Check out the £820m Youth Guarantee, which will provide paid six-month roles for young people who have been out of work for 18 month
🏪 Business Rates Relief
Big changes are coming to how Business Rates work from April 2026, especially for high street businesses like salons.
What’s Changing:
- Lower tax rate for retail, hospitality, and leisure (RHL) — and salons count as RHL.
- Temporary reliefs are ending, but will be replaced with:
- A Small Business RHL Multiplier (for Rateable Values under £51,000)
- A Standard RHL Multiplier (for RVs £51,000–£499,999)

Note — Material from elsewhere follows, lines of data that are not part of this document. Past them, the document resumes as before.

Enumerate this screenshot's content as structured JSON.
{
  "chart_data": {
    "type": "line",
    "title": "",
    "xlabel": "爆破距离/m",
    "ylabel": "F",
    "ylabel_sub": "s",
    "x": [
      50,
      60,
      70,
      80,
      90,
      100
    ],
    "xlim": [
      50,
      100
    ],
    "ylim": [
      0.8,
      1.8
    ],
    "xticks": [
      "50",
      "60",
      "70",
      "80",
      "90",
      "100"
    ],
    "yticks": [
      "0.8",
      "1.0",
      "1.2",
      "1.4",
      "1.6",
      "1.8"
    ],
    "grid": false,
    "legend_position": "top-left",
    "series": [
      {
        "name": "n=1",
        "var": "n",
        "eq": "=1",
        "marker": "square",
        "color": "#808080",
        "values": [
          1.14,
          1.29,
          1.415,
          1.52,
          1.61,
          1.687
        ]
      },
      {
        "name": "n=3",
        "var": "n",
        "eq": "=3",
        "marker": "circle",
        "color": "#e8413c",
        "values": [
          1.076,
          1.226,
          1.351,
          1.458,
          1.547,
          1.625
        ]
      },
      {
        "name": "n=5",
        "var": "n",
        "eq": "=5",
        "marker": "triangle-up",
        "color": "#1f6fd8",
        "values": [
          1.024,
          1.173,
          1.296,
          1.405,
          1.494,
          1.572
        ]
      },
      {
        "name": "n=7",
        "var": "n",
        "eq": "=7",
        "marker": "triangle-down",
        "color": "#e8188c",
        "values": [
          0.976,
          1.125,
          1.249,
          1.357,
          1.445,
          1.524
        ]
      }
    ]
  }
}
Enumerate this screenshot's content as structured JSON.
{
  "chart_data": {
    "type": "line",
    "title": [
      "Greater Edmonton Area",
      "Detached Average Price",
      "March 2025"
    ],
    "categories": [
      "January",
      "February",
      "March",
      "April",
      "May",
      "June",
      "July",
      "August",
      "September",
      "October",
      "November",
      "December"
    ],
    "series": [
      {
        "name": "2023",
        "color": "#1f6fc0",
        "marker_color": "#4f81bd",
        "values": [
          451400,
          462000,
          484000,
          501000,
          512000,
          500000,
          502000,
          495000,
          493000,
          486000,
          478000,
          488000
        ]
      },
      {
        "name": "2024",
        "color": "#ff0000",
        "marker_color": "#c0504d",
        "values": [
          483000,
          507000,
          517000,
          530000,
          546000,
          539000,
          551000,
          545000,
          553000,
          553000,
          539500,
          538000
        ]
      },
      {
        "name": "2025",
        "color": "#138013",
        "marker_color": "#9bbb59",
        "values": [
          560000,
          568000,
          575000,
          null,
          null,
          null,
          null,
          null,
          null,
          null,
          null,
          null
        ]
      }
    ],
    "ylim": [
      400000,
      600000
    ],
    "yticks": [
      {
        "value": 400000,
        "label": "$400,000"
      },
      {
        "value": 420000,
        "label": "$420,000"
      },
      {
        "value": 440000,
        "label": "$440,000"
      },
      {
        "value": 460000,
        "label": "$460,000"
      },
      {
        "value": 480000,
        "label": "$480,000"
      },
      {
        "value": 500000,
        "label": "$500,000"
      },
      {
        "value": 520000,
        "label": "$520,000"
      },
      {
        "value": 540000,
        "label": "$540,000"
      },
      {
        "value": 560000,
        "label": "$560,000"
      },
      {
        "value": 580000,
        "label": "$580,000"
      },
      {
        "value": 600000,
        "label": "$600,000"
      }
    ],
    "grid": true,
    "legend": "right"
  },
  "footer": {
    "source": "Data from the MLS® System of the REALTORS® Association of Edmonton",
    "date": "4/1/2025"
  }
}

This switch should bring more predictability and in many cases lower business rates for salons.
💰Wages Are Going Up
Changes to Minimum wages and higher taxes mean you'll take home less so we need to increase prices to help pay staff more to offset the higher taxes
Minimum Wage Increases
- From April 2026, the National Living Wage will rise to £12.71 per hour.
- This is good for staff but means higher wage bills for salon owners.
- A business with 5 staff all on minimum wage will pay an extra £3900 a year
That means you need to increase revenues and profits to breakeven
Staff Take Home Less
- The government has frozen tax thresholds, which means as your staff earn more, more of their pay will get taxed.
- Because staff feel the squeeze, salons may need to raise wages more often to stay competitive and keep good people.
Higher Tax on Dividends
If you pay yourself through dividends (for limited company salon owners):
- From April 2026, dividend tax goes up by 2%.
- This means less take-home pay for owners unless you adjust.
✔️ Next Steps
Here are the practical actions you should start taking:
1. Review Your Pricing & Wage Strategy (Early 2025–2026)
- Work out how the £12.71 minimum wage will affect your weekly and monthly payroll.
- Increase prices to protect your profit.
2. Look at Your Own Pay Structure
If you pay yourself via dividends:
- Review how the 2% tax rise affects your personal income
- Ask your accountant if shifting to salary/bonus/pension makes sense.
3. Make the Most of the New Growth & Skills Levy
Start planning the training your team genuinely needs:
- Use the new Growth & Skills Levy to upskill your team.
- Consider apprentices or funded youth roles to grow affordably.
4. Check Your Salon’s Rateable Value
- Check your salon’s rateable value so you know what you’ll pay from 2026.
5. Build a 2-Year Financial Plan
- Map out wages, pricing, training and hiring now to avoid last-minute pressure.